Key points for selected engineering occupations
- In 2013, there were approximately 24,000 persons employed in the selected engineering occupations, representing 1.2% of Ireland's workforce
- Just over half of overall employment in the selected occupations was concentrated in manufacturing (mostly machinery/equipment and pharmaceuticals), while almost an additional one fifth was concentrated in professional, scientific and technical activities (mostly architectural & engineering activities, technical testing and analysis)
- Almost 60% of total employment in the selected engineering occupations was at professional level (i.e. engineers); the remainder was at technician level
- Of the 17 occupational groups examined in this report, engineering occupations recorded the strongest employment growth between 2008 and 2013 (expanding by 6.8% on average annually); the strongest employment growth was observed for production, design & QC engineers (11.9% on average annually) and process, production & quality assurance technicians (9.4% on average annually)
- Between 2008 and 2013, employment increased by 6,500; the largest absolute increase was for production, design & QC engineers (2,600)
- Over the period 2012 to 2013, overall employment in the selected engineering occupations contracted by 8.8%
- Over four fifths of those employed in each occupation was aged 25-54
- Just over 90% of engineering professionals and 70% of technicians in employment were third level graduates
- The majority of employed engineering professionals and technicians were male, worked full-time and were Irish-nationals
- The unemployment rate for both engineering professionals and technicians was considerably below the national average rate of 11.7%.
During 2013, newly advertised vacancies were numerous for engineering skills at professional and technician levels.

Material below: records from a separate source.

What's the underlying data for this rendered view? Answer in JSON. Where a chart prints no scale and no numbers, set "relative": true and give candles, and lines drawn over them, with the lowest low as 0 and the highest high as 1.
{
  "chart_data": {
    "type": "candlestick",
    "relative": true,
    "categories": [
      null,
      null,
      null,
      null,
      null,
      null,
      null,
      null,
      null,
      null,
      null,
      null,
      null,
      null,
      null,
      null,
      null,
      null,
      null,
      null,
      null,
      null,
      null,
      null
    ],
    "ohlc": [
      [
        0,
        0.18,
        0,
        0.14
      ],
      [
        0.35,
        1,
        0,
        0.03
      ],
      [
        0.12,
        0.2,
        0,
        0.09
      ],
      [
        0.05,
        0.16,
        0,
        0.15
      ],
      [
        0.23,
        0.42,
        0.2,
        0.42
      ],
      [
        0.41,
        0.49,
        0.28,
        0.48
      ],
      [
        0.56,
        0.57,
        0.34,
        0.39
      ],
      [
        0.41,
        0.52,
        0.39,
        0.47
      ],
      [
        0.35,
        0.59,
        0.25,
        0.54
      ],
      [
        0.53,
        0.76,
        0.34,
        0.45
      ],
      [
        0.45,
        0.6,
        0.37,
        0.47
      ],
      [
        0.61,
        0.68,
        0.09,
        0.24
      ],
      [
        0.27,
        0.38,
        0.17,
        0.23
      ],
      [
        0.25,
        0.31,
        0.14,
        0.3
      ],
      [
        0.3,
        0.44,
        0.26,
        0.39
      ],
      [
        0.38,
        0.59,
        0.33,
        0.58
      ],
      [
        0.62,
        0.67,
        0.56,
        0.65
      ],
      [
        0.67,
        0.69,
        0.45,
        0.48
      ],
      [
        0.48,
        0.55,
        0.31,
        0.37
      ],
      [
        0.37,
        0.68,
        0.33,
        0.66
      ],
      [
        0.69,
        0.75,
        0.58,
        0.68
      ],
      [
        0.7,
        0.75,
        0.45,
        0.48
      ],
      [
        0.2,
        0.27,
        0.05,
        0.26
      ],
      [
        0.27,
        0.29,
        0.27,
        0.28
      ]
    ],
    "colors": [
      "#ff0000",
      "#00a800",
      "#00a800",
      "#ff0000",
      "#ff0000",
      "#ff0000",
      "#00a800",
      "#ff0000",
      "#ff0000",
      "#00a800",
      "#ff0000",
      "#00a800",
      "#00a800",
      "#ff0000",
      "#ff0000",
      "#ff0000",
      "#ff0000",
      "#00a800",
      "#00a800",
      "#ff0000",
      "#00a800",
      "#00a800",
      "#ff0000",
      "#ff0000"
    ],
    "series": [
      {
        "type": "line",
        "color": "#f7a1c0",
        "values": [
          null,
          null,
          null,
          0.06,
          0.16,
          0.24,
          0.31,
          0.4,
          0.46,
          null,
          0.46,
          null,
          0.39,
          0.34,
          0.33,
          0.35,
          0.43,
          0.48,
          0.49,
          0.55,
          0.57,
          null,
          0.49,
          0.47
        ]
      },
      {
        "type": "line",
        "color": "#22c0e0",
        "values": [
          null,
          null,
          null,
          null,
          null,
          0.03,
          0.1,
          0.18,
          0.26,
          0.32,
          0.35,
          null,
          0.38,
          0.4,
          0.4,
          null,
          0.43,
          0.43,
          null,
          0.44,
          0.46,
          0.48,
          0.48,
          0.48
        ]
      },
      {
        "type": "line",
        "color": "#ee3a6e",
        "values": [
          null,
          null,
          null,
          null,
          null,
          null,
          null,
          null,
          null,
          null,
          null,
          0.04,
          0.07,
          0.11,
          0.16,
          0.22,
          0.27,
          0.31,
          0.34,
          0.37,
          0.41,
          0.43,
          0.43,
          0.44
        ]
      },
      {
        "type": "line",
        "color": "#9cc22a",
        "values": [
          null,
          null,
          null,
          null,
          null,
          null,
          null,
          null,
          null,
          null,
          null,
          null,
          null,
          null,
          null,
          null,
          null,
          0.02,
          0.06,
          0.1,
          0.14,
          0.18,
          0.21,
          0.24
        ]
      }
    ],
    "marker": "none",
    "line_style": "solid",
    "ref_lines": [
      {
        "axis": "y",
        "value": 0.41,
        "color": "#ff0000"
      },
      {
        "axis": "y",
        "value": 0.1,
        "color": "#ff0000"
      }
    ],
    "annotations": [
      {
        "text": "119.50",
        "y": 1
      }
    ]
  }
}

Moreover, difficult to fill posts requiring engineering skills have been identified in the areas of
Given this shortage, many companies are sourcing engineering skills from abroad: over 150 employment permits were issued to non- EEA engineers in 2013.
- production and process engineering (automation (e.g. computer numerical control, computer aided design and manufacturing, programmable logic control (PLC)), process safety and system control)
- quality and validation (e.g. Computer Validation Systems (CVS))
- product development and design (in the areas of chemicals, biotechnology, pharmaceuticals, ICT, food and medical devices)
- precision engineering (tool making and design for automotive, pharmaceutical and medical devices sectors)
- energy (power generation and transmission)
- telecommunications (mobile telephony)
- project management and production planning.
Employment opportunities are expected to increase as per recent job creation announcements for engineers and engineering technicians in manufacturing (e.g. Aspen Pharma, BioMarin, Ethicon Biosurgery Ireland, Jazz Pharmaceuticals etc.), ICT (e.g. Intel) and energy (e.g. ENERCON, capSpire, Sure Power Energy etc.).
The Government's investment through Science Foundation Ireland and the establishment of the Irish Photonic Integration Centre in UCC will add to the demand for engineering skills and support growth in high technology sectors.